Students and Scholars Rally Behind Latina Professor Who Was Denied Tenure at Harvard

Dec 3, 2019
2:49 PM

Last week, when news broke out that professor Lorgia García Peña was denied tenure at Harvard University, reactions immediately started circulating on social media. Students and scholars alike expressed their anger and outrage—a letter already signed by over 2,000 people is demanding that the university reconsider. The Harvard Crimson also reported that students held a sit-in at University Hall on Monday evening as a response to the decision. García Peña is currently the Roy G. Clouse Associate Professor of Romance Languages and Literatures and of History and Literature.

“Given Professor García Peña’s academic profile, teaching record, and professional service, we are dismayed and do not understand why she was denied tenure. This denial strikes us as a disavowal of Harvard’s recent commitment to invest in Ethnic Studies,” the letter reads.

Earlier this year, students had rallied behind García Peña with a campaign for her tenure to be approved and also for Harvard to support an Ethnic Studies program. García Peña is part of the committee for new hires in that field.

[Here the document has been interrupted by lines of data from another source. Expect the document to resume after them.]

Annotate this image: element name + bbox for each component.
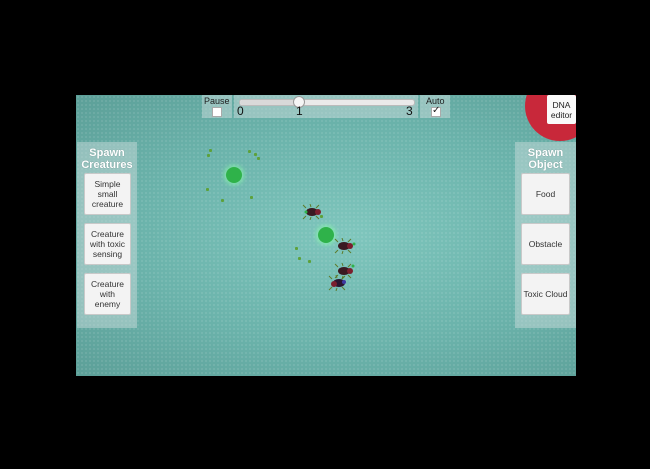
simple-small-creature-button[interactable]: Simple small creature (84, 173, 131, 215)
spawn-obstacle-button[interactable]: Obstacle (521, 223, 570, 265)
food-particle (207, 154, 210, 157)
creature[interactable] (334, 238, 356, 254)
food-particle (308, 260, 311, 263)
speed-tick-1: 1 (296, 104, 303, 118)
food-particle (248, 150, 251, 153)
pause-checkbox[interactable] (212, 107, 222, 117)
checkmark-icon: ✓ (432, 105, 441, 116)
spawn-object-panel: Spawn Object Food Obstacle Toxic Cloud (515, 142, 576, 328)
food-particle (221, 199, 224, 202)
game-viewport[interactable]: DNA editor Pause 0 1 3 Auto ✓ Spawn Crea… (76, 95, 576, 376)
auto-checkbox[interactable]: ✓ (431, 105, 441, 117)
spawn-creatures-panel: Spawn Creatures Simple small creature Crea… (77, 142, 137, 328)
speed-tick-0: 0 (237, 104, 244, 118)
creature[interactable] (328, 275, 350, 291)
food-particle (298, 257, 301, 260)
creature[interactable] (302, 204, 324, 220)
food-particle (254, 153, 257, 156)
speed-tick-3: 3 (406, 104, 413, 118)
auto-control: Auto ✓ (420, 95, 450, 118)
food-particle (209, 149, 212, 152)
dna-editor-label-2: editor (550, 109, 573, 120)
pause-label: Pause (204, 96, 230, 106)
dna-editor-button[interactable]: DNA editor (547, 95, 576, 124)
spawn-toxic-cloud-button[interactable]: Toxic Cloud (521, 273, 570, 315)
food-blob (226, 167, 242, 183)
enemy-creature-button[interactable]: Creature with enemy (84, 273, 131, 315)
speed-slider-fill (240, 100, 298, 105)
food-blob (318, 227, 334, 243)
food-particle (206, 188, 209, 191)
spawn-object-title: Spawn Object (527, 147, 564, 171)
toxic-sensing-creature-button[interactable]: Creature with toxic sensing (84, 223, 131, 265)
food-particle (295, 247, 298, 250)
dna-editor-label-1: DNA (552, 99, 571, 110)
spawn-creatures-title: Spawn Creatures (81, 147, 133, 171)
pause-control: Pause (202, 95, 232, 118)
speed-control: 0 1 3 (234, 95, 418, 118)
food-particle (250, 196, 253, 199)
spawn-food-button[interactable]: Food (521, 173, 570, 215)
food-particle (257, 157, 260, 160)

In April, after Yale denied tenure to Latinx Studies professor Dr. Albert Laguna, García Peña wrote a piece for Asterix journal stating, “White supremacy in these institutions bleeds through the photos of white men which hang in the halls of the university, in the syllabi that privilege white cannon and lack any type of representation for people of color, and in the university’s inability to hire or retain black and brown faculty, in the university’s disavowal of Ethnic Studies as a legitimate field of knowledge.”

For many other scholars, the Harvard decision rings true of a culture across Ivy League universities.

“When I was at Yale, I saw two professors hired and two professors leave, yet they claim to support Ethnic Studies and to expand on them,” Lehman College professor Dr. Melissa Castillo Planas told Latino Rebels. “Harvard just agreed to a cluster hire yet are getting rid of senior faculty like Lorgia García Peña?”

Others expressed their disapproval on social media.

In October, students in García Peña’s class “Performing Latinidad” had the police called on them by a white janitor as they put an art installation at Harvard Yard. The Harvard GSAS Latinx Student Association wrote an open letter denouncing the incident, stating “Such acts enable the perpetuation of violence against marginalized members of our community.”

The Harvard Crimson had previously reported that three Ethnic Studies tenure-track professors departed by April, also causing outrage.

Harvard’s 2019 report on faculty demographics states that 41 percent of tenured faculty are now “women and/or minorities,” writing, “We are especially attentive to tenure-track faculty needs and the concerns of women and minority faculty at all academic ranks.” Yet, of those 41 percent, only 3 percent are women of “Underrepresented minority.”